COMPASS Talks
The Computing Platforms Seminar Series (COMPASS) is focused on talks by industry and academia around the general topic of computing platforms.
Transparent and Unified CPU-GPU Snapshots for Scalable and Elastic Serverless AI
Abstract
Serverless platforms promise high agility and resource efficiency, yet applying them to modern AI workloads introduces severe infrastructure challenges. Inference engines suffer from minutes-long cold starts to load massive models, while long-running distributed training jobs frequently encounter hardware faults that waste vast amounts of compute and energy. Historically, Checkpoint/Restore (C/R) mechanisms have solved these issues for traditional cloud workloads. However, applying C/R to massive, highly asynchronous GPU states remains difficult. Existing solutions rely either on framework-specific application modifications—breaking the serverless abstraction—or on brittle API interposition that introduces steady-state performance overheads and requires invasive container injection.

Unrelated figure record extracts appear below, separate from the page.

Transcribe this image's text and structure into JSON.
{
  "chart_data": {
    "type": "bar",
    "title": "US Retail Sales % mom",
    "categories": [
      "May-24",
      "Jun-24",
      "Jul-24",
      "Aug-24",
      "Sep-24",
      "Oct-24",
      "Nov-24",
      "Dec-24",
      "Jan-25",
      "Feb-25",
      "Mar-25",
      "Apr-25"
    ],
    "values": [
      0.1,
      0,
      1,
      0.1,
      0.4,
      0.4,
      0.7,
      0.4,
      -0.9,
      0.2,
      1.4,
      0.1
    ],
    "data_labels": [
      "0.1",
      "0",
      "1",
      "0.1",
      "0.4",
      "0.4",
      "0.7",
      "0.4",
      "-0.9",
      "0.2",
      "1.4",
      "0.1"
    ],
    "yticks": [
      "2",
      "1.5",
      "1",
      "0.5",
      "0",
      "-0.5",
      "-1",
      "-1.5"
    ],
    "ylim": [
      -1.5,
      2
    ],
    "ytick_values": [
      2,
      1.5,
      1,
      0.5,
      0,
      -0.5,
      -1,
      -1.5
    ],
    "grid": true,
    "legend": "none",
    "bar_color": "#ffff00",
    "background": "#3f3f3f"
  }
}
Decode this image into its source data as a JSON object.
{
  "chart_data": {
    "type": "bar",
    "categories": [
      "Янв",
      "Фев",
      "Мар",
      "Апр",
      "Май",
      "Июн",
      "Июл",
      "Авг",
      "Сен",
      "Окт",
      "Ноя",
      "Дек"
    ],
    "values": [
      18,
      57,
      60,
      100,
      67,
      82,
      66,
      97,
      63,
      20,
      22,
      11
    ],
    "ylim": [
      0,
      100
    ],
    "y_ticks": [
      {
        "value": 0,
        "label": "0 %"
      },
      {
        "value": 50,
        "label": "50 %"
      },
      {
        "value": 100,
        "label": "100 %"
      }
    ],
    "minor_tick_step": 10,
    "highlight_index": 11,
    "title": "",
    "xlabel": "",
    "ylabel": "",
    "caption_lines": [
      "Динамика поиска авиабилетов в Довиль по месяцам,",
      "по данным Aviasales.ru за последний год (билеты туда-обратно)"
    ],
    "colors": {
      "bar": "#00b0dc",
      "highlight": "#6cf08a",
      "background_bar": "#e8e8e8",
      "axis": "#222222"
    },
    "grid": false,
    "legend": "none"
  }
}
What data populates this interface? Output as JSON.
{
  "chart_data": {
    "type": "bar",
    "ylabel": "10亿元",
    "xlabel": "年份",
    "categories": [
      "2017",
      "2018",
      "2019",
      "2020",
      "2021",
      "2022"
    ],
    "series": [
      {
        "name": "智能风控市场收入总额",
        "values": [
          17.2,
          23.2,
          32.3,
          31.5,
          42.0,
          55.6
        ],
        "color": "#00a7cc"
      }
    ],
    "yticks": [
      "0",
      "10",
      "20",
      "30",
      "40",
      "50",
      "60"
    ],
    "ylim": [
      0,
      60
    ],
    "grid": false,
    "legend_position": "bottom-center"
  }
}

In this talk, I will present criuGPU, a novel transparent and unified C/R engine designed for modern GPU-accelerated workloads. Unlike prior systems, criuGPU does not rely on application awareness or API interception. Instead, criuGPU augments CRIU (a userspace C/R engine) with recently-added C/R driver-level support across both NVIDIA (CUDA) and AMD (ROCm) GPUs. The resulting C/R engines halts device execution and transparently captures a globally consistent state of both the CPU and GPU. criuGPU overcomes the opacity of driver APIs, orchestrates asynchronous execution, and mitigates disk I/O bottlenecks when dumping massive GPU states. The talk will highlight preliminary results on how criuGPU accelerates inference engine cold starts and reduces checkpoint time during long trainningjobs.
Bio
Rodrigo Bruno is an Assistant Professor at Instituto Superior Técnico (IST), University of Lisbon, and a Senior Researcher at INESC-ID Lisbon. Before, he was a Senior Researcher at Oracle Labs Zurich, a Post-doc in the Systems Group at ETH Zurich, and a CS PhD at IST, where he got his PhD in 2018. His research focuses on the intersection between Systems and Programming Languages, where he spends significant time optimizing language runtimes for scalable, elastic, and heterogeneous cloud environments. Rodrigo publishes his work in top conferences such as OSDI, ASPLOS, PLDI, EuroSyS, ATC. Besides, Rodrigo and his team regularly contribute their research output to open-source projects such as the OpenJDK HotSpot Java Virtual Machine (JVM), GraalVM, V8, CRIU, and Kubernetes, among others.